One thing you can say about Microsoft’s positioning in the search marketing arena is that their share of that marketplace is steadily declining. Recent attempts to put on an offensive have been mixed-results at best. Yahoo anyone? Now, with the weight of a playoff series down 3-0 in a best of seven, Microsoft brings us Live Search cashback, offering rebates for people to use their services to find and buy products. This is a component of their more focused push to bring new solutions to the SEM industry. Interesting offer, but will it attract a good slice of the search marketing pie? Will it work?
"Cashback is a neat idea, but I don’t believe it will change the behavior of the vast majority of Internet searchers," said Ian Maude, an analyst with U.K.- based firm Enders Analysis.
Searches for products online are a huge component of online search, about a third of search queries and a majority of search advertising revenue. Finding a way to pull that segment of the search audience to their platform would obviously be a big coop. From the Big Cheese himself, “This is a very big part of the $20 billion search market. Make no mistake, we are about having the best search, having the best results. Live Search cashback will help drive that,” Bill Gates at a recent press conference.
Cashback is in essence a marketing effort to promote its search, buying eyeballs and clicks with rebates. This is a marketing arena Google hasn’t had to explore, as their position keeps growing and growing in dominance organically. Google is by far the market leader, with 61.6% of all searches done online in the United States, to Microsoft’s 9.1%.
Again, Ian Maude: "Frankly, I think almost everyone will carry on using Google," he said. "There is no way they can get there without Yahoo. It’s questionable that they can do it even with Yahoo, but all these little tweaks don’t add up to much."

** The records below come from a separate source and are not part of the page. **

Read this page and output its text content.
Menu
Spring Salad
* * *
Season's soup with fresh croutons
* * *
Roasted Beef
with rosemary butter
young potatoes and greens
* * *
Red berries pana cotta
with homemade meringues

So, Microsoft will probably continue to be "microsoft" when it comes to online search. One promising note: As part of Cashback Microsoft will allow marketers to pay for advertising only when people buy a product, rather than when they simply click on an ad. And this points to a more tailored and accountable environment to entice advertisers to utilize better and more advantageous marketing platforms. Do that, and do it well, and Microsoft my have its foot in the door. Oh yeah, you gotta buy Yahoo though too!